On page 193 of Hatcher at the bottom. He says
$$0 \to B_{n-1} \to Z_{n-1} \to H_{n-1}(C) \to 0 (vi)$$
Note that the group $Coker(i_{n-1}^*)$ that we are interested in is $H^1(F;G)$ where $F$ is the free resolution in (vi). Part (b) of the following lemma therefore shows that $Coker i∗_{n−1}$ depends only on $H_{n−1}(C)$ and $G$.
Which two resolution is he using to derive this result?
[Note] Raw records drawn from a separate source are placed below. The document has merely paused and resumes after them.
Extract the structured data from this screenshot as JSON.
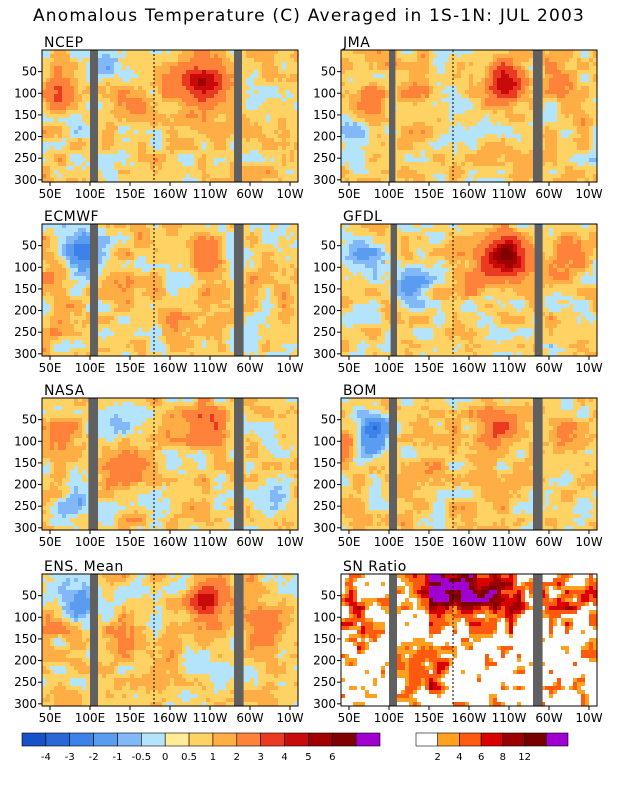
{
  "title": "Anomalous Temperature (C) Averaged in 1S-1N: JUL 2003",
  "colors": {
    "land_mask": "#606060",
    "background_white": "#ffffff",
    "dateline": "#000000"
  },
  "chart_data": [
    {
      "type": "heatmap",
      "title": "NCEP",
      "x_ticks": [
        "50E",
        "100E",
        "150E",
        "160W",
        "110W",
        "60W",
        "10W"
      ],
      "y_ticks": [
        "50",
        "100",
        "150",
        "200",
        "250",
        "300"
      ],
      "ylim": [
        300,
        0
      ],
      "y_inverted": true,
      "land_mask_lon": [
        [
          100,
          110
        ],
        [
          280,
          290
        ]
      ],
      "dateline_lon": 180,
      "features": [
        {
          "lon": 60,
          "depth": 90,
          "value": 2
        },
        {
          "lon": 140,
          "depth": 130,
          "value": 1
        },
        {
          "lon": 200,
          "depth": 80,
          "value": 1
        },
        {
          "lon": 240,
          "depth": 75,
          "value": 4
        },
        {
          "lon": 120,
          "depth": 40,
          "value": -1
        },
        {
          "lon": 155,
          "depth": 60,
          "value": -0.5
        }
      ]
    },
    {
      "type": "heatmap",
      "title": "JMA",
      "x_ticks": [
        "50E",
        "100E",
        "150E",
        "160W",
        "110W",
        "60W",
        "10W"
      ],
      "y_ticks": [
        "50",
        "100",
        "150",
        "200",
        "250",
        "300"
      ],
      "ylim": [
        300,
        0
      ],
      "y_inverted": true,
      "land_mask_lon": [
        [
          100,
          108
        ],
        [
          280,
          292
        ]
      ],
      "dateline_lon": 180,
      "features": [
        {
          "lon": 80,
          "depth": 110,
          "value": 1
        },
        {
          "lon": 245,
          "depth": 80,
          "value": 4
        },
        {
          "lon": 60,
          "depth": 180,
          "value": -1
        },
        {
          "lon": 140,
          "depth": 80,
          "value": 0.5
        },
        {
          "lon": 310,
          "depth": 60,
          "value": 1
        }
      ]
    },
    {
      "type": "heatmap",
      "title": "ECMWF",
      "x_ticks": [
        "50E",
        "100E",
        "150E",
        "160W",
        "110W",
        "60W",
        "10W"
      ],
      "y_ticks": [
        "50",
        "100",
        "150",
        "200",
        "250",
        "300"
      ],
      "ylim": [
        300,
        0
      ],
      "y_inverted": true,
      "land_mask_lon": [
        [
          100,
          110
        ],
        [
          280,
          292
        ]
      ],
      "dateline_lon": 180,
      "features": [
        {
          "lon": 90,
          "depth": 60,
          "value": -3
        },
        {
          "lon": 245,
          "depth": 65,
          "value": 2
        },
        {
          "lon": 60,
          "depth": 110,
          "value": 1
        },
        {
          "lon": 270,
          "depth": 60,
          "value": -1
        },
        {
          "lon": 150,
          "depth": 150,
          "value": 0.5
        },
        {
          "lon": 200,
          "depth": 200,
          "value": 0.5
        }
      ]
    },
    {
      "type": "heatmap",
      "title": "GFDL",
      "x_ticks": [
        "50E",
        "100E",
        "150E",
        "160W",
        "110W",
        "60W",
        "10W"
      ],
      "y_ticks": [
        "50",
        "100",
        "150",
        "200",
        "250",
        "300"
      ],
      "ylim": [
        300,
        0
      ],
      "y_inverted": true,
      "land_mask_lon": [
        [
          102,
          110
        ],
        [
          282,
          292
        ]
      ],
      "dateline_lon": 180,
      "features": [
        {
          "lon": 247,
          "depth": 70,
          "value": 5
        },
        {
          "lon": 70,
          "depth": 80,
          "value": -1
        },
        {
          "lon": 130,
          "depth": 140,
          "value": -2
        },
        {
          "lon": 215,
          "depth": 110,
          "value": 1
        },
        {
          "lon": 320,
          "depth": 70,
          "value": 1
        }
      ]
    },
    {
      "type": "heatmap",
      "title": "NASA",
      "x_ticks": [
        "50E",
        "100E",
        "150E",
        "160W",
        "110W",
        "60W",
        "10W"
      ],
      "y_ticks": [
        "50",
        "100",
        "150",
        "200",
        "250",
        "300"
      ],
      "ylim": [
        300,
        0
      ],
      "y_inverted": true,
      "land_mask_lon": [
        [
          98,
          110
        ],
        [
          280,
          292
        ]
      ],
      "dateline_lon": 180,
      "features": [
        {
          "lon": 245,
          "depth": 70,
          "value": 2
        },
        {
          "lon": 70,
          "depth": 80,
          "value": 1
        },
        {
          "lon": 130,
          "depth": 70,
          "value": -1
        },
        {
          "lon": 80,
          "depth": 250,
          "value": -1
        },
        {
          "lon": 330,
          "depth": 250,
          "value": -1
        },
        {
          "lon": 150,
          "depth": 160,
          "value": 1
        }
      ]
    },
    {
      "type": "heatmap",
      "title": "BOM",
      "x_ticks": [
        "50E",
        "100E",
        "150E",
        "160W",
        "110W",
        "60W",
        "10W"
      ],
      "y_ticks": [
        "50",
        "100",
        "150",
        "200",
        "250",
        "300"
      ],
      "ylim": [
        300,
        0
      ],
      "y_inverted": true,
      "land_mask_lon": [
        [
          100,
          110
        ],
        [
          280,
          292
        ]
      ],
      "dateline_lon": 180,
      "features": [
        {
          "lon": 80,
          "depth": 85,
          "value": -3
        },
        {
          "lon": 235,
          "depth": 70,
          "value": 2
        },
        {
          "lon": 45,
          "depth": 100,
          "value": 1
        },
        {
          "lon": 320,
          "depth": 110,
          "value": 1
        },
        {
          "lon": 150,
          "depth": 140,
          "value": 0.5
        }
      ]
    },
    {
      "type": "heatmap",
      "title": "ENS. Mean",
      "x_ticks": [
        "50E",
        "100E",
        "150E",
        "160W",
        "110W",
        "60W",
        "10W"
      ],
      "y_ticks": [
        "50",
        "100",
        "150",
        "200",
        "250",
        "300"
      ],
      "ylim": [
        300,
        0
      ],
      "y_inverted": true,
      "land_mask_lon": [
        [
          100,
          110
        ],
        [
          280,
          292
        ]
      ],
      "dateline_lon": 180,
      "features": [
        {
          "lon": 85,
          "depth": 70,
          "value": -2
        },
        {
          "lon": 245,
          "depth": 65,
          "value": 3
        },
        {
          "lon": 60,
          "depth": 100,
          "value": 1
        },
        {
          "lon": 150,
          "depth": 150,
          "value": 0.5
        },
        {
          "lon": 320,
          "depth": 110,
          "value": 1
        }
      ]
    },
    {
      "type": "heatmap",
      "title": "SN Ratio",
      "x_ticks": [
        "50E",
        "100E",
        "150E",
        "160W",
        "110W",
        "60W",
        "10W"
      ],
      "y_ticks": [
        "50",
        "100",
        "150",
        "200",
        "250",
        "300"
      ],
      "ylim": [
        300,
        0
      ],
      "y_inverted": true,
      "land_mask_lon": [
        [
          100,
          110
        ],
        [
          280,
          292
        ]
      ],
      "dateline_lon": 180,
      "features": [
        {
          "lon": 155,
          "depth": 30,
          "value": 12
        },
        {
          "lon": 210,
          "depth": 40,
          "value": 8
        },
        {
          "lon": 135,
          "depth": 230,
          "value": 6
        },
        {
          "lon": 60,
          "depth": 100,
          "value": 4
        },
        {
          "lon": 250,
          "depth": 60,
          "value": 4
        },
        {
          "lon": 330,
          "depth": 60,
          "value": 4
        }
      ]
    }
  ],
  "colorbars": [
    {
      "name": "anomaly",
      "labels": [
        "-4",
        "-3",
        "-2",
        "-1",
        "-0.5",
        "0",
        "0.5",
        "1",
        "2",
        "3",
        "4",
        "5",
        "6"
      ],
      "colors": [
        "#1850c8",
        "#2a68d8",
        "#3c82e8",
        "#5a9cf0",
        "#82b8f8",
        "#b4e4fc",
        "#ffec96",
        "#ffd264",
        "#ffae46",
        "#ff823a",
        "#ec3a22",
        "#c80a0a",
        "#a00000",
        "#800000",
        "#a000d0"
      ]
    },
    {
      "name": "sn_ratio",
      "labels": [
        "2",
        "4",
        "6",
        "8",
        "12"
      ],
      "colors": [
        "#ffffff",
        "#ffa020",
        "#ff5a10",
        "#d80000",
        "#9c0000",
        "#7a0000",
        "#a000d0"
      ]
    }
  ]
}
Is it $(iv)$ and $(v)$?? Very confused.
How does he pass through $H^n(C;G)$?
Math: the claim is that if we change the chain complex $C$ and pick a totally different complex C', requiring only that it have the same homology in the $n-1$ spot, then the complex $\text{Hom}(C, G)$ and the complex $\text{Hom}(C', G)$ would still have the same $\text{cok}(\iota^*_{n-1})$ (up to canonical isomorphism). The claim is attained by taking the sequence (vi) and the analogous sequence (vi') for $C'$ and applying part two of the lemma.
Philosophy: if this is too much arrow-ception you might try skipping these two pages and just reading the statement of the universal coefficient theorem and doing a couple exercises, then coming back to it. It's one of those theorems that you kind of have to prove for yourself instead of following someone else's proof because it's 8 million steps in a row, any individual one of which isn't too bad, but all of which together are confusing the first 7 to 12 times.